Benkert, pastor of Oak Creek Community Church in Mishawaka, Indiana, has announced he’ll make a motion Tuesday at the SBC’s annual meeting calling for a comprehensive audit and assessment of the ways the SBC has handled sexual abuse claims.
The survivors’ statement Sunday specifically urged messengers to vote in favor of Benkert’s motion. “In my view,” Brown said, Benkert’s wording“will be a much stronger motion than anything we’ve seen before.”
The survivors are also asking for a full release “without redaction” of the investigation by Guidepost Solutions into the actions of Executive Committee staff and trustees.
Executive Committee motion ‘shot down’
Friday’s announcement by the Executive Committee that it would hire Guidepost Solutions to investigate itself came after several leaked letters and audio indicating committee leaders had resisted sexual abuse reforms.
On Monday, Jared Wellman, an Executive Committee member and pastor from Texas, asked the Executive Committee to discuss broadening the third-party investigation.
Danny Akin, president of Southeastern Baptist Theological Seminary, appeared to back Wellman’s motion.
In a tweet this morning that received 1,300 likes, Akin stated: “It is hard to imagine under any circumstances that a body of believers of the Lord Jesus would vote to limit in any way an investigation to find the truth when there are serious allegations related to sexual abuse.
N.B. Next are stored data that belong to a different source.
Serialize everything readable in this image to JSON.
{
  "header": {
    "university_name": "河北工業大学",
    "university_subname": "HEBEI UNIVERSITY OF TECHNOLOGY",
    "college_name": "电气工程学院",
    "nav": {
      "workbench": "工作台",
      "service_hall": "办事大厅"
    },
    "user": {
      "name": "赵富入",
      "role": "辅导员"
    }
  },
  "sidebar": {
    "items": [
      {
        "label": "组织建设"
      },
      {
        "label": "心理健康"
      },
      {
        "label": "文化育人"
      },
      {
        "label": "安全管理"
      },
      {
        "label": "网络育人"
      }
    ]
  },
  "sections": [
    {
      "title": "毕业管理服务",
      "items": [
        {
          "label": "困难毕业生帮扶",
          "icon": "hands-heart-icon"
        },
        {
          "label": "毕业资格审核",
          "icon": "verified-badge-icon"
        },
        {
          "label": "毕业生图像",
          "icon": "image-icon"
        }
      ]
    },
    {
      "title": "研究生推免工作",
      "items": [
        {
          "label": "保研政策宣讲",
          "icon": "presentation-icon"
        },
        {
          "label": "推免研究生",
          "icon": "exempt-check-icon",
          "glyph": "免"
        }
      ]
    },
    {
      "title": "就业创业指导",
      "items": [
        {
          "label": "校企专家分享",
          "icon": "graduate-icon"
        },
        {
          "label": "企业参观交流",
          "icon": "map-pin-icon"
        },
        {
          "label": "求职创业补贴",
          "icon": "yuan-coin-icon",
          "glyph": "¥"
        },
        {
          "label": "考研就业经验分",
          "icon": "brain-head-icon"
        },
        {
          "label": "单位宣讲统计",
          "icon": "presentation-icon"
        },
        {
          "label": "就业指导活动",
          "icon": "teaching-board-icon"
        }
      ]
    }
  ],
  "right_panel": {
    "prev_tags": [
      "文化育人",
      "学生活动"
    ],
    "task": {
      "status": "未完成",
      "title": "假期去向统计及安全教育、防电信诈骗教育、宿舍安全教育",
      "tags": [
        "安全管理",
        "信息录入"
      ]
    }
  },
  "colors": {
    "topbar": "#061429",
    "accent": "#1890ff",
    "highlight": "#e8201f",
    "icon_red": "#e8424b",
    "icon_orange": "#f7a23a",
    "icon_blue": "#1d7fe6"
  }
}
Praying our Convention charts the right course tomorrow.”
It is hard to imagine under any circumstances that a body of believers of the Lord Jesus would vote to limit in any way an investigation to find the truth when there are serious allegations related to sexual abuse. Praying our Convention charts the right course tomorrow.
— Daniel Akin (@DannyAkin) June 14, 2021
However, minutes earlier, Wellman tweeted that the Executive Committee had voted against even discussing a broader investigation.
The Executive Committee just voted down the opportunity to even discuss this motion.
Lord, have mercy. pic.twitter.com/dyR2UcjZfF
— Jared C. Wellman (@JaredcWellman) June 14, 2021
Jules Woodson, another of the eight who signed the survivors’ statement, said she was “very disappointed” that Wellman’s motion “got shot down.”
“I was hoping that the Executive Committee, especially after our survivors’ statement was released yesterday, they would see . . . we need transparency,” Woodson continued. But, she said, “it seems like there’s just more intention to protect themselves than to protect the very people they claim to love.”
Woodson went public in 2018 saying her youth pastor assaulted her when she was a teen.
“When I told mystory and it made international news, I thought, surely more people will listen now. And they didn’t,” Woodson said. She said she was disappointed again by the convention’s response to the Houston Chronicle’s 2019 investigation finding a slew of clergy sex abuse cases within the SBC.
This year, after multiple letters and leaked recordings detailed internal resistance to reforms addressing sex abuse, “you think surely they’ll do something now,” Woodson said. “We’ll see.”
On Sunday, a group supporting sexual abuse survivors, called “For Such a Time as This,” held a virtual rally. Benkert, the Indiana pastor, has also tweeted that he is passing out teal ribbons, which he said is “the sexual assault awareness ribbon color.”
Brown said she is grateful for SBC pastors who’ve stood with her and other survivors.
“But I want to say to the messengers: You are at this convention, you are waiting in an arena that is covered in the blood of Southern Baptist clergy abuse survivors,” Brown said. “A few little mandates are not going to suffice.”
Religion News Service contributed to this report.